O presidente da Confap admite que uma alteração destas "pode sempre causar transtorno, principalmente junto dos pais, que provavelmente tinham as coisas programadas [férias] para este período", vendo-se obrigados a desmarcar e a alterar a situação junto das suas entidades empregadoras.
E impõe-se ainda a questão: onde e com quem poderão ficar os alunos durante este período? "É uma situação que pode acontecer sempre, se a escola desse aluno tiver de fechar", lembra o representante dos pais. Jorge Ascenção diz que o governo terá de "encontrar uma resposta também para os pais, para que possam fazer o acompanhamento em casa e justificar as faltas no trabalho".
Até agora, o governo apenas prevê baixa por assistência à família no caso de o filho ser obrigado a isolamento devido ao novo coronavírus, que deverá ser paga a 100%. O que poderá acontecer no caso de ter estado em contacto com infectados.

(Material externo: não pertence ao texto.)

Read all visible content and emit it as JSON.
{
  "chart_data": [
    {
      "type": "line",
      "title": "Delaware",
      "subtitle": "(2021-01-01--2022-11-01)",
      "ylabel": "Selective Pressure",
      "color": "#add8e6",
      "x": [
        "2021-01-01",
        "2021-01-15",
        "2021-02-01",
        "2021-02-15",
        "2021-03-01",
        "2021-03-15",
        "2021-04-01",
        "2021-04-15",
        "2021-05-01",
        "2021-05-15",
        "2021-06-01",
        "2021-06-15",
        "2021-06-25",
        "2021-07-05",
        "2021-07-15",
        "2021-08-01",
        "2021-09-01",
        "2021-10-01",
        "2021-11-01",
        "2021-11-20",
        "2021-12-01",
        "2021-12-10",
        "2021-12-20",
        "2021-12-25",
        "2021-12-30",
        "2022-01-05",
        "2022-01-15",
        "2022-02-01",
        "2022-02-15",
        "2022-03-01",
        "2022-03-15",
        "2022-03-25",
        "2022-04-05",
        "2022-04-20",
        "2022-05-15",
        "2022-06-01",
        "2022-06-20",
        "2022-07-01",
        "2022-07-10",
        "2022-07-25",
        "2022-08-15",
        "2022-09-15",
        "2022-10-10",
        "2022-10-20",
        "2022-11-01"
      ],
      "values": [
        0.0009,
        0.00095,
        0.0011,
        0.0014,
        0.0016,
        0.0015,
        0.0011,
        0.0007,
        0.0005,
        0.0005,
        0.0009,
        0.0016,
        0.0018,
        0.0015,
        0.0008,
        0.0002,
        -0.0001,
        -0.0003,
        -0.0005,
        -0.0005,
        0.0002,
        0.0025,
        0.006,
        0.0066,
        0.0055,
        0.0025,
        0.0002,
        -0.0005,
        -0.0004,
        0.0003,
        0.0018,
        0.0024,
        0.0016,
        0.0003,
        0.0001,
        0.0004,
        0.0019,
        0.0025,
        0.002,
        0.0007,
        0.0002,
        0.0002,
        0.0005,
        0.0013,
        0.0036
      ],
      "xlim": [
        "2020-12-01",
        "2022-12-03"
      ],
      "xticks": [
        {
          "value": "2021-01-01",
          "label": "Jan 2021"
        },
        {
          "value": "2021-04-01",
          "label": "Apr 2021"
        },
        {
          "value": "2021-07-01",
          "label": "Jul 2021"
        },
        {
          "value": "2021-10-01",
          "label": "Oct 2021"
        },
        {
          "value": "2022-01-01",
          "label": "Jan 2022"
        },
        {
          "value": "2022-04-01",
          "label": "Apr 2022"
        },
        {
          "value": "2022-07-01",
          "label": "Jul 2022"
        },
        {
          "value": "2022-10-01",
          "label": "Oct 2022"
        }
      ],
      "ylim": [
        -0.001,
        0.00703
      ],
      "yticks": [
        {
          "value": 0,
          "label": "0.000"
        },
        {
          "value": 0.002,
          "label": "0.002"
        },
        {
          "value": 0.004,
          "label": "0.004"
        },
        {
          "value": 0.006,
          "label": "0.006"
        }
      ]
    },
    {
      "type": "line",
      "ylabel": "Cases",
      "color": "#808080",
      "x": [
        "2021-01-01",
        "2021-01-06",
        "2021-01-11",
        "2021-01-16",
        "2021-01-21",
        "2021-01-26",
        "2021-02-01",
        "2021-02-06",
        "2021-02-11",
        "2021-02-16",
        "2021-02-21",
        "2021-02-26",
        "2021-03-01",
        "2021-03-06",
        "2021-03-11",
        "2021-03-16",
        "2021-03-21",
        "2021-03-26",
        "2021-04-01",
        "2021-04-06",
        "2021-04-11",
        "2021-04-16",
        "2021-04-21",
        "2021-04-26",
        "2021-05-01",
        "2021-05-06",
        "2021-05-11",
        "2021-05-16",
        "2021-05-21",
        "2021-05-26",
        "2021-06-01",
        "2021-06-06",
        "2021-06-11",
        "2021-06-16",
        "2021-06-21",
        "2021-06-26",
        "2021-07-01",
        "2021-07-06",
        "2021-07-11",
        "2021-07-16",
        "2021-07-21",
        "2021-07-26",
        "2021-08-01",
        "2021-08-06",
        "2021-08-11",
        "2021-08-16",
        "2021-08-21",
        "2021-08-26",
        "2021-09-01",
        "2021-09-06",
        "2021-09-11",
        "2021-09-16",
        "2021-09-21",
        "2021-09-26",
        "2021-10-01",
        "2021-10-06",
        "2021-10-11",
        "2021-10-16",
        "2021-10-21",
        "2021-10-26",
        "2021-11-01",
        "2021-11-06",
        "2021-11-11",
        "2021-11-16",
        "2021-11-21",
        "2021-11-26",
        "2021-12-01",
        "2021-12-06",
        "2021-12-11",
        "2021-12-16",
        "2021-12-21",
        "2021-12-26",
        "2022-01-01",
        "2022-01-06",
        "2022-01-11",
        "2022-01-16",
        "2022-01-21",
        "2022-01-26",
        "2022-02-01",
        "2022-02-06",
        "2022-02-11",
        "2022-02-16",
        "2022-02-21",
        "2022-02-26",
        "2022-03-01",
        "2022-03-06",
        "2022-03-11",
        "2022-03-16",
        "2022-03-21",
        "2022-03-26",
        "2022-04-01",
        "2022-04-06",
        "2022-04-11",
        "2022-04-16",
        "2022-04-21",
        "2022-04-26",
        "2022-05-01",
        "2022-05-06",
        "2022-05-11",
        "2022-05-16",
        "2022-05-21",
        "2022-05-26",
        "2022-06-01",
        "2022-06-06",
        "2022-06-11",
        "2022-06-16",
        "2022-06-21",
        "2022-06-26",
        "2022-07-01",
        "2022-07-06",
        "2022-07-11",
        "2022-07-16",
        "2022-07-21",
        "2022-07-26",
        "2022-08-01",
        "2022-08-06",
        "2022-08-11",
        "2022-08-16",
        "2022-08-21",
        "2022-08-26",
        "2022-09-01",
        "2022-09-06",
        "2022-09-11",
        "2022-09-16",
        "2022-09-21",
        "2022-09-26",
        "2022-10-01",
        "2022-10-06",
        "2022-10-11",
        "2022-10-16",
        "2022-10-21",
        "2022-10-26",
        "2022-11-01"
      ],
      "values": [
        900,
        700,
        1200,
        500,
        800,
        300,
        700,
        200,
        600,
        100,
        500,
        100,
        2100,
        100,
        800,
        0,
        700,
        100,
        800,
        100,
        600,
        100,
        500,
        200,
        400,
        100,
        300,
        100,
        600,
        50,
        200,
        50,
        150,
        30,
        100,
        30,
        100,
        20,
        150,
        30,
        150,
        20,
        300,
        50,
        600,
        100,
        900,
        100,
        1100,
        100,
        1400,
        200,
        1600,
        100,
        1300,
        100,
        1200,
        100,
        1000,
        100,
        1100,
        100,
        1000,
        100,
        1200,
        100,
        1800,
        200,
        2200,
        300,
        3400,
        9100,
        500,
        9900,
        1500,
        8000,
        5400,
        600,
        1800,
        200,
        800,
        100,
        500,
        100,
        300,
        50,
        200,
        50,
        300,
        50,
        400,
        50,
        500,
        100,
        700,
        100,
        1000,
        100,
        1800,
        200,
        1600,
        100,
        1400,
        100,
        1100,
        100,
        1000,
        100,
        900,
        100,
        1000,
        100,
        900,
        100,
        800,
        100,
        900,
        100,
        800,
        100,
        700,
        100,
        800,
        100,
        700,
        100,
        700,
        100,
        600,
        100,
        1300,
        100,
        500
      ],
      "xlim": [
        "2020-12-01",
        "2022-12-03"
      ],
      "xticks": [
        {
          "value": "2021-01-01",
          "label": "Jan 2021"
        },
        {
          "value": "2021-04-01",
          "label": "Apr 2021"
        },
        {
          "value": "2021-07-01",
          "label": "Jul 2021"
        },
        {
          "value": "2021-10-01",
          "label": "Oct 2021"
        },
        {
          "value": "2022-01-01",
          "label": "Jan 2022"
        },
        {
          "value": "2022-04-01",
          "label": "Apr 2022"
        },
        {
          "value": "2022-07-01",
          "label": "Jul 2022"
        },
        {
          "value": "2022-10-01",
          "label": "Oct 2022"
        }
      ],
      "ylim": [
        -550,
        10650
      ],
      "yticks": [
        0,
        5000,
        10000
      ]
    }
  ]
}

O anúncio foi feito nesta semana pela ministra do Trabalho, Solidariedade e Segurança Social, Ana Mendes Godinho.
Também no ensino superior começam a ser estudados os impactos e as soluções do novo coronavírus em Portugal. Dezenas de escolas e faculdades decidiram suspender aulas presenciais e eventos, entre as quais se destacam as várias faculdades de medicina do país, que foram recomendadas para encerrar, de forma a evitar o contacto dos doentes e dos professores com doentes. A Universidade do Porto, uma das instituições mais afetadas com a interrupção letiva, disse ao DN já estar a admitir a possibilidade de prolongar o ano letivo, para colmatar o encerramento das várias faculdades.
Em Portugal, há já 41 casos de infectados, havendo uma doente com um quadro clínico mais gravoso e que se encontra em "vigilância apertada".